Solve research bottleneck
In many social science and business situations, conducting real experiments is almost impossible. Data mining is able to provide these research agendas with a more limited set of working hypotheses for further investigation based on large, unstructured data sets.
Data mining yields useful insights and clues but no definitive answers. The definitive answers need to be achieved through much more rigorous scientific experimentation. Experiences from Wall Street have shown that this technology may not outperform traditional methods. Therefore, users should have a realistic expectation of the results of data mining.
The cost of implementing data mining is quite high; thus, it may not be appropriate in some business environments. Need to justify ROI by cost-benefit analysis
Complex and lengthy project
Experience from data mining system developers has shown that it takes a long time to get the project right. Developers suggest focusing on incremental development and benefits.
The detailed data about individuals used in data mining might involve a violation of privacy. This problem worsens when the World Wide Web is involved, because detailed personal information is easily accessible and can fall into wrong hands.

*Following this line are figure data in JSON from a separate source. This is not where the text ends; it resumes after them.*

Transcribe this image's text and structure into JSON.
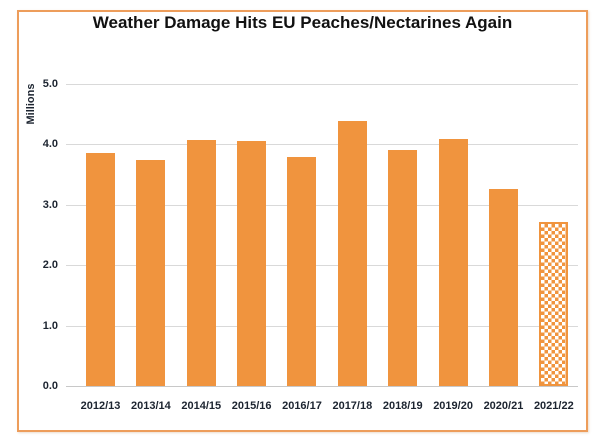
{
  "frame": {
    "border_color": "#ED9D5B",
    "background_color": "#FFFFFF"
  },
  "chart_data": {
    "type": "bar",
    "title": "Weather Damage Hits EU Peaches/Nectarines Again",
    "xlabel": "",
    "ylabel": "Millions",
    "categories": [
      "2012/13",
      "2013/14",
      "2014/15",
      "2015/16",
      "2016/17",
      "2017/18",
      "2018/19",
      "2019/20",
      "2020/21",
      "2021/22"
    ],
    "values": [
      3.85,
      3.74,
      4.06,
      4.05,
      3.79,
      4.38,
      3.9,
      4.08,
      3.25,
      2.71
    ],
    "ylim": [
      0,
      5
    ],
    "ytick_labels": [
      "0.0",
      "1.0",
      "2.0",
      "3.0",
      "4.0",
      "5.0"
    ],
    "grid": true,
    "legend_position": "none",
    "bar_color": "#F0943E",
    "gridline_color": "#D9D9D9",
    "checkered_categories": [
      "2021/22"
    ]
  }
}
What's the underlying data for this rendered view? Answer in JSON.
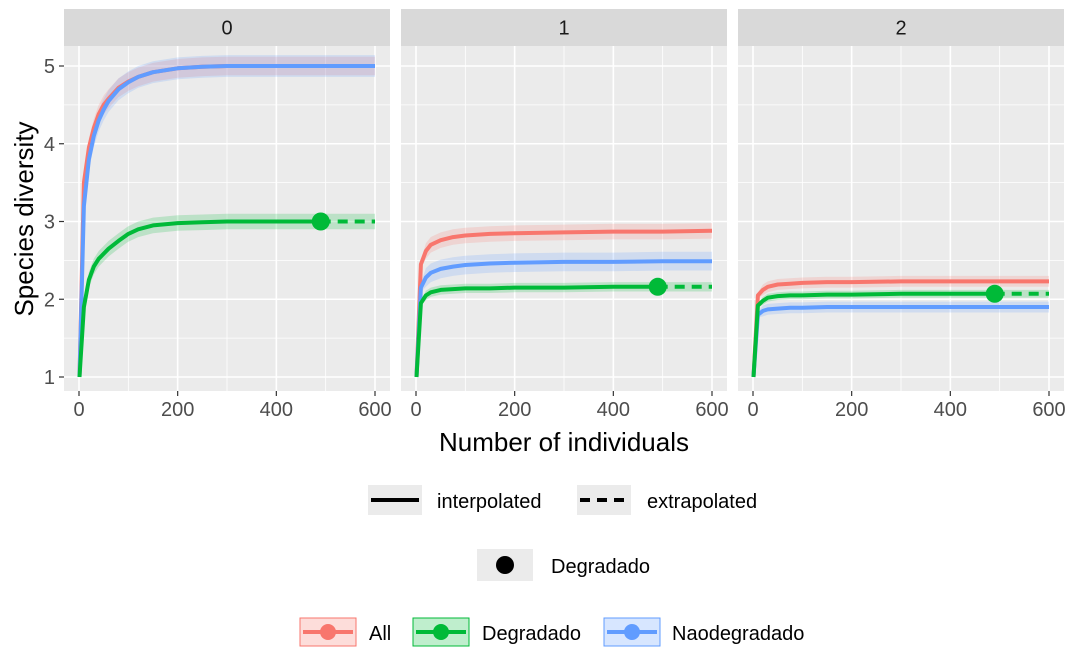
{
  "chart_data": {
    "type": "line",
    "xlabel": "Number of individuals",
    "ylabel": "Species diversity",
    "xlim": [
      0,
      600
    ],
    "ylim": [
      1,
      5
    ],
    "x_ticks": [
      "0",
      "200",
      "400",
      "600"
    ],
    "y_ticks": [
      "1",
      "2",
      "3",
      "4",
      "5"
    ],
    "grid": true,
    "legend_position": "bottom",
    "line_type_legend": {
      "solid": "interpolated",
      "dashed": "extrapolated"
    },
    "point_legend": "Degradado",
    "colors": {
      "All": "#F8766D",
      "Degradado": "#00BA38",
      "Naodegradado": "#619CFF"
    },
    "series_names": [
      "All",
      "Degradado",
      "Naodegradado"
    ],
    "panels": [
      {
        "strip": "0",
        "series": [
          {
            "name": "All",
            "reference_size": 600,
            "x": [
              1,
              10,
              20,
              30,
              40,
              50,
              60,
              80,
              100,
              120,
              150,
              200,
              250,
              300,
              350,
              400,
              450,
              500,
              550,
              600
            ],
            "y": [
              1.0,
              3.5,
              3.95,
              4.2,
              4.38,
              4.5,
              4.58,
              4.72,
              4.8,
              4.86,
              4.92,
              4.97,
              4.99,
              5.0,
              5.0,
              5.0,
              5.0,
              5.0,
              5.0,
              5.0
            ],
            "band": 0.12
          },
          {
            "name": "Degradado",
            "reference_size": 490,
            "x": [
              1,
              10,
              20,
              30,
              40,
              60,
              80,
              100,
              120,
              150,
              200,
              250,
              300,
              350,
              400,
              450,
              490,
              520,
              560,
              600
            ],
            "y": [
              1.0,
              1.9,
              2.25,
              2.42,
              2.52,
              2.65,
              2.75,
              2.84,
              2.9,
              2.95,
              2.98,
              2.99,
              3.0,
              3.0,
              3.0,
              3.0,
              3.0,
              3.0,
              3.0,
              3.0
            ],
            "band": 0.1
          },
          {
            "name": "Naodegradado",
            "reference_size": 600,
            "x": [
              1,
              10,
              20,
              30,
              40,
              50,
              60,
              80,
              100,
              120,
              150,
              200,
              250,
              300,
              350,
              400,
              450,
              500,
              550,
              600
            ],
            "y": [
              1.0,
              3.2,
              3.8,
              4.1,
              4.3,
              4.44,
              4.55,
              4.7,
              4.79,
              4.86,
              4.92,
              4.97,
              4.99,
              5.0,
              5.0,
              5.0,
              5.0,
              5.0,
              5.0,
              5.0
            ],
            "band": 0.14
          }
        ]
      },
      {
        "strip": "1",
        "series": [
          {
            "name": "All",
            "reference_size": 600,
            "x": [
              1,
              10,
              20,
              30,
              50,
              75,
              100,
              150,
              200,
              300,
              400,
              500,
              600
            ],
            "y": [
              1.0,
              2.45,
              2.62,
              2.7,
              2.76,
              2.8,
              2.82,
              2.84,
              2.85,
              2.86,
              2.87,
              2.87,
              2.88
            ],
            "band": 0.1
          },
          {
            "name": "Degradado",
            "reference_size": 490,
            "x": [
              1,
              10,
              20,
              30,
              50,
              75,
              100,
              150,
              200,
              300,
              400,
              490,
              550,
              600
            ],
            "y": [
              1.0,
              1.95,
              2.05,
              2.09,
              2.12,
              2.13,
              2.14,
              2.14,
              2.15,
              2.15,
              2.16,
              2.16,
              2.16,
              2.16
            ],
            "band": 0.06
          },
          {
            "name": "Naodegradado",
            "reference_size": 600,
            "x": [
              1,
              10,
              20,
              30,
              50,
              75,
              100,
              150,
              200,
              300,
              400,
              500,
              600
            ],
            "y": [
              1.0,
              2.15,
              2.28,
              2.34,
              2.39,
              2.42,
              2.44,
              2.46,
              2.47,
              2.48,
              2.48,
              2.49,
              2.49
            ],
            "band": 0.12
          }
        ]
      },
      {
        "strip": "2",
        "series": [
          {
            "name": "All",
            "reference_size": 600,
            "x": [
              1,
              10,
              20,
              30,
              50,
              75,
              100,
              150,
              200,
              300,
              400,
              500,
              600
            ],
            "y": [
              1.0,
              2.05,
              2.12,
              2.16,
              2.19,
              2.2,
              2.21,
              2.22,
              2.22,
              2.23,
              2.23,
              2.23,
              2.23
            ],
            "band": 0.07
          },
          {
            "name": "Degradado",
            "reference_size": 490,
            "x": [
              1,
              10,
              20,
              30,
              50,
              75,
              100,
              150,
              200,
              300,
              400,
              490,
              550,
              600
            ],
            "y": [
              1.0,
              1.92,
              1.98,
              2.02,
              2.04,
              2.05,
              2.05,
              2.06,
              2.06,
              2.07,
              2.07,
              2.07,
              2.07,
              2.07
            ],
            "band": 0.05
          },
          {
            "name": "Naodegradado",
            "reference_size": 600,
            "x": [
              1,
              10,
              20,
              30,
              50,
              75,
              100,
              150,
              200,
              300,
              400,
              500,
              600
            ],
            "y": [
              1.0,
              1.8,
              1.85,
              1.87,
              1.88,
              1.89,
              1.89,
              1.9,
              1.9,
              1.9,
              1.9,
              1.9,
              1.9
            ],
            "band": 0.07
          }
        ]
      }
    ]
  }
}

Despite its increasingly simple interface and automation of the thinking processes, data mining is more suitable for people with statistical, operation research, and management science backgrounds. The ease of use becomes a critical factor for attracting more businesses to invest in this technology.
Many authors have suggested that organisations must increase the size of their databases tremendously in order to do data mining. However, some are concerned that this will result in unmanageable and unnecessary databases.
Wrong information from errors in data
The massive data used in data mining inevitably contains mistakes caused by human errors. Information generated should be used with caution to avoid lawsuits in areas such as hiring. Experts suggest using only relevant information for mining to reduce such risks.